The Standard of Security
Advanced Encryption Standard (AES) with a 256-bit key length is the mathematical gold standard for data encryption. It is utilized by governments, military organizations, and financial institutions worldwide to protect Top Secret data. By employing AES-256 in Galois/Counter Mode (GCM), we achieve both high confidentiality and data integrity.
Why GCM over CBC?
Cipher Block Chaining (CBC) has historically been popular, but it requires padding and is susceptible to padding oracle attacks if not implemented flawlessly. GCM is an Authenticated Encryption with Associated Data (AEAD) mode. This means that if an attacker somehow flips a bit in the encrypted string stored in our database, the decryption will fail entirely, triggering our internal intrusion sensors rather than silently returning corrupted data.
Master Key Isolation
However, the encryption algorithm itself is only half the battle. If a threat actor breaches our database, they would have access to the ciphertext. If they breach the environment holding the application, they might access the Master Encryption Key.
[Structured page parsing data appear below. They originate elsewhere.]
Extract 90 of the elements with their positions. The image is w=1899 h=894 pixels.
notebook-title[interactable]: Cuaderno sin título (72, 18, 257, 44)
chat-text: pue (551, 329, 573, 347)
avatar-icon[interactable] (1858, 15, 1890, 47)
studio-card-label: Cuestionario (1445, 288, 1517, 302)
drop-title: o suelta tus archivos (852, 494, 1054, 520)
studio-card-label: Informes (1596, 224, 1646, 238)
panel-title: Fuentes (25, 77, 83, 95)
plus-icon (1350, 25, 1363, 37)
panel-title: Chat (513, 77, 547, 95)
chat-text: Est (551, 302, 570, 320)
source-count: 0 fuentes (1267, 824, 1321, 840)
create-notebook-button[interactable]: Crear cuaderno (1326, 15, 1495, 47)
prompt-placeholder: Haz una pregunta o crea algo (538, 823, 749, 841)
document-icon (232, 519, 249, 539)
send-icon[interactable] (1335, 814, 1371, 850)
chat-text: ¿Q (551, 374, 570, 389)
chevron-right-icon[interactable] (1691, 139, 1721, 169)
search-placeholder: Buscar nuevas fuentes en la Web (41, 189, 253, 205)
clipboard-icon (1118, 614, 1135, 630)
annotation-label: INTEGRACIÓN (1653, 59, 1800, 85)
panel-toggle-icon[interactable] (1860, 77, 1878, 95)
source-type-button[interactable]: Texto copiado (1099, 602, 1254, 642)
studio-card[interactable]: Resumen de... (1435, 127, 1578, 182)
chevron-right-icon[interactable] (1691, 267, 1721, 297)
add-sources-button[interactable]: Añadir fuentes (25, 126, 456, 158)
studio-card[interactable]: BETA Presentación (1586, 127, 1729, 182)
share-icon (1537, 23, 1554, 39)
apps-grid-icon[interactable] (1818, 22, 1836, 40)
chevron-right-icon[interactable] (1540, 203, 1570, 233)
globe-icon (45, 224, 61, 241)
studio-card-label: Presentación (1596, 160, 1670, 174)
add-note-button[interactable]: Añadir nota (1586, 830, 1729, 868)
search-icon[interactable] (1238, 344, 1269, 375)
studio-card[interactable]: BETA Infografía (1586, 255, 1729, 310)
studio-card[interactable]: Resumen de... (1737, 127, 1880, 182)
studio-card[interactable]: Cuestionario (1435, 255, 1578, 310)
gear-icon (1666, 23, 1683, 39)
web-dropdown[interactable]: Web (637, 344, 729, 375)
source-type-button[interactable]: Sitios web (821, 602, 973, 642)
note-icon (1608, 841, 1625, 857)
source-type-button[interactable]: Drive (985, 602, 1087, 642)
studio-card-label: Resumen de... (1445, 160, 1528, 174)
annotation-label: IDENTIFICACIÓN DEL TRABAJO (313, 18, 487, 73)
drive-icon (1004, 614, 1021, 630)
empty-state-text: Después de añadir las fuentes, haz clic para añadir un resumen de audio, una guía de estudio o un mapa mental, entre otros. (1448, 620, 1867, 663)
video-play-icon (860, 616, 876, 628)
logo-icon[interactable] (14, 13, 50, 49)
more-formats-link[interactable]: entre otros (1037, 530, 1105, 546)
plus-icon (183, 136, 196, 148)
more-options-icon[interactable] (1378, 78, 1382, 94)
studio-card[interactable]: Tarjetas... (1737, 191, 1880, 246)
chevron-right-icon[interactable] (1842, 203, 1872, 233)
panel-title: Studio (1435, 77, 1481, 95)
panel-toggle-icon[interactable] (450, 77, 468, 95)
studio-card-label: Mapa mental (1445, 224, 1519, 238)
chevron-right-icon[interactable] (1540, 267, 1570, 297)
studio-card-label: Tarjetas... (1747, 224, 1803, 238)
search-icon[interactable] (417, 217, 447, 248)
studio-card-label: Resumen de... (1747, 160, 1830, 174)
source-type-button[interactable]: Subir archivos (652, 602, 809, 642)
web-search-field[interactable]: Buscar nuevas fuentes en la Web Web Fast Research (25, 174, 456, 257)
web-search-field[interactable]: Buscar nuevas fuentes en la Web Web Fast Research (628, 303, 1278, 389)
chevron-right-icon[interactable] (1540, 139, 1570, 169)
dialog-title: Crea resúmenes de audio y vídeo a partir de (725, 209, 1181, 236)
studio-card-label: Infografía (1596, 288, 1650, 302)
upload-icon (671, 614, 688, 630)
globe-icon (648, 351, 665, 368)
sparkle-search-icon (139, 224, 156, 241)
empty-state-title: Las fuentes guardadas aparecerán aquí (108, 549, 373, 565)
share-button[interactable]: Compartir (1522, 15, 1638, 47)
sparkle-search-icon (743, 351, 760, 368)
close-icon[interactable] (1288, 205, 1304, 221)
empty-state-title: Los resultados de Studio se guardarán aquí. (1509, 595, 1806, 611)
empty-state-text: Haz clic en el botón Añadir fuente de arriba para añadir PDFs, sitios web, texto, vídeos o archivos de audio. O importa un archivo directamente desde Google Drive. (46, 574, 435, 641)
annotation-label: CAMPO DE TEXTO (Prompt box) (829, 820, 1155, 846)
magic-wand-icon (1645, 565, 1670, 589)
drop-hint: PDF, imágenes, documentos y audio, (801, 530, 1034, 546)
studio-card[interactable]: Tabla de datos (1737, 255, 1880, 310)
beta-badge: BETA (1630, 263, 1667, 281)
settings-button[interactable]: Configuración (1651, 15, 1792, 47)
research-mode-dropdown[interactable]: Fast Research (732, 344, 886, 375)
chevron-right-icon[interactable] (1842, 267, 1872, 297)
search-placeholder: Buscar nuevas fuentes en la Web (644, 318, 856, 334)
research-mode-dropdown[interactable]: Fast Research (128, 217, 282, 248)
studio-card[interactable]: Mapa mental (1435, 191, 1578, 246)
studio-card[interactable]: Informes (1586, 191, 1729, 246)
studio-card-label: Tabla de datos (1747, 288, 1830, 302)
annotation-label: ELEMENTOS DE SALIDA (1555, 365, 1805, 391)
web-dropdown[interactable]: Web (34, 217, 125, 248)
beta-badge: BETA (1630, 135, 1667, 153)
To mitigate this, our Master Key is never stored in the source code or the raw database. It is injected dynamically via a secure hardware enclave integration at runtime and rotated monthly.
"Security is a chain. An AES-256 link is unbreakable, but you must ensure the surrounding anchor points (Key Management and Authentication) are equally forged."
Conclusion
We do not take your trust lightly. We treat your API keys holding your AI quotas, billing lines, and data access exactly like payment processors treat credit card PANs. AES-256-GCM acts as the final foundational layer of our platform, ensuring that even in absolute worst-case scenarios, your downstream services remain completely untouched.